Bagley’s passion represents the fuel that drives many Georgia Baptists to participate.
Her father is long-time associational missionary Bob Bagley. The two associations he leads had set a goal of 400 backpacks, but with the extra effort of Susan and others, they eventually delivered 680 to children in Elkhorn City.
From across the state, Georgia Baptists delivered big in December by donating 22,549 Christmas backpacks for children in Appalachia.
Most Georgia Baptists brought their backpacks to Macon for the annual meeting in November. North American Mission Board (NAMB) missionary Bill Barker, who leads the Appalachian Regional Ministry (ARM) that spearheads the initiative, said that when the backpacks arrived on Southern Baptist Disaster Relief 18-wheel vehicles owned by NAMB, people noticed.
“The 18-wheelers are being called the Appalachian Christmas train on wheels,” Barker said.
Multiple state conventions participate in the Christmas Backpacks for Appalachia outreach through ARM, but the Georgia response dwarfs all others as it accounts for approximately 74% of the gifts.
When John Waters, senior pastor of First Baptist Church of Statesboro, was the Georgia Baptist Convention (GBC) president, he made the Christmas Backpacks one of his priorities in 2013.
“I wanted to set a goal that was so large that the only way it could be reached was through God’s work among us,” Waters recently said. “I was following some advice from John Edmund Haggai who said, ‘Attempt something so great for God it’s doomed to failure unless God be in it.’
“A goal of 20,000 almost quadrupled the previous year, so it was a God-sized goal that could not be reached by our own efforts.”

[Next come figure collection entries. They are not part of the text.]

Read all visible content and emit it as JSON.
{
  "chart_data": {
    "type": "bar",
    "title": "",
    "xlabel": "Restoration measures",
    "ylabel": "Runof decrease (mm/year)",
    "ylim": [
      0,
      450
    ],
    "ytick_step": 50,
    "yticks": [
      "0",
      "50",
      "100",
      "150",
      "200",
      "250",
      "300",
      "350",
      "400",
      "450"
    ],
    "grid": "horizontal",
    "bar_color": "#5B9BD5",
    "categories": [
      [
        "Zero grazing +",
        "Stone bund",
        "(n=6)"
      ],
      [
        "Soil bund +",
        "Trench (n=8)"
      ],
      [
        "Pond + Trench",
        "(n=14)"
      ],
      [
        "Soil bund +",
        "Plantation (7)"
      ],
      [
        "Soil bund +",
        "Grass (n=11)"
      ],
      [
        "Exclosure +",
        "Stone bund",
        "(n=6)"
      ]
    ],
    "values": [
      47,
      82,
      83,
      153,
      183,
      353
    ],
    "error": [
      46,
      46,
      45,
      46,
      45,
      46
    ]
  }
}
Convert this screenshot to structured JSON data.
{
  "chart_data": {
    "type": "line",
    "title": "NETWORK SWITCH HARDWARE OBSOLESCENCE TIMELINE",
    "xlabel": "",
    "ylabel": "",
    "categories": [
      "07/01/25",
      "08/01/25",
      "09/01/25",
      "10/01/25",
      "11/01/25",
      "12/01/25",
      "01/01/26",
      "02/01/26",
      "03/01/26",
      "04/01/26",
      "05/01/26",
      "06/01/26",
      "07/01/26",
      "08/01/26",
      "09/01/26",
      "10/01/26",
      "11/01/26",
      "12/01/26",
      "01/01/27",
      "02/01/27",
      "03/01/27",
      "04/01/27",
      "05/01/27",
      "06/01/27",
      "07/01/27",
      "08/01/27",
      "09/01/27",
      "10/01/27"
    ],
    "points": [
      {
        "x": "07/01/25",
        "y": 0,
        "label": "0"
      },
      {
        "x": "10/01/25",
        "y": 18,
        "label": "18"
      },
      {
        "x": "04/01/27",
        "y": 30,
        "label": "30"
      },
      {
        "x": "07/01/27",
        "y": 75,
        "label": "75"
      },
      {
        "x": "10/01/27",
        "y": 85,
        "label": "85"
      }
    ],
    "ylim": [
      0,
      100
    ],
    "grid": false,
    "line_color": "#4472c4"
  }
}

Challenging autonomous Southern Baptist churches to cooperate can be akin to herding cats. Leaders have no authority to compel participation. Still, Georgia Baptists rallied and delivered.
“We saw widespread support and involvement because local churches wanted to be a part of the greater work of God,” Waters said. “God is up to something, changing and shaping all of us through the process, and I am glad to have been a part in it.”
To understand what God is up to, one needs to be on the receiving end of the Christmas Backpacks. In North Syracuse, N.Y., church planter Ronnie Wyatt distributed the backpacks door to door in a neighborhood where there are more Muslims than Christians. That entrée allows Wyatt and other church planters in Appalachia to meet the needs of families they hope to reach with the Gospel.
“The Christmas Backpacks meet an apparent physical need in the community that opens the door for sharing the Gospel,” Barker said.
Unity through cooperation
Georgia Baptists’ cooperative-missions method, best exemplified by the Cooperative Program, has long been what binds the state’s more than 3,000 churches. Barker consistently gets feedback from churches that say the Christmas Backpacks have increased their focus on missions more than anything else in recent years has. The same has happened within associations.
“Several associations in Georgia have said that nothing has united our association to be on mission like the Christmas Backpacks,” Barker said.
GBC Executive Director J. Robert White has proposed a goal of 25,000 Christmas Backpacks from Georgia this year.
With a tug at the heartstrings of Georgia Baptists, that goal is well within reach.
Jim Burton is a photojournalist living in Cumming.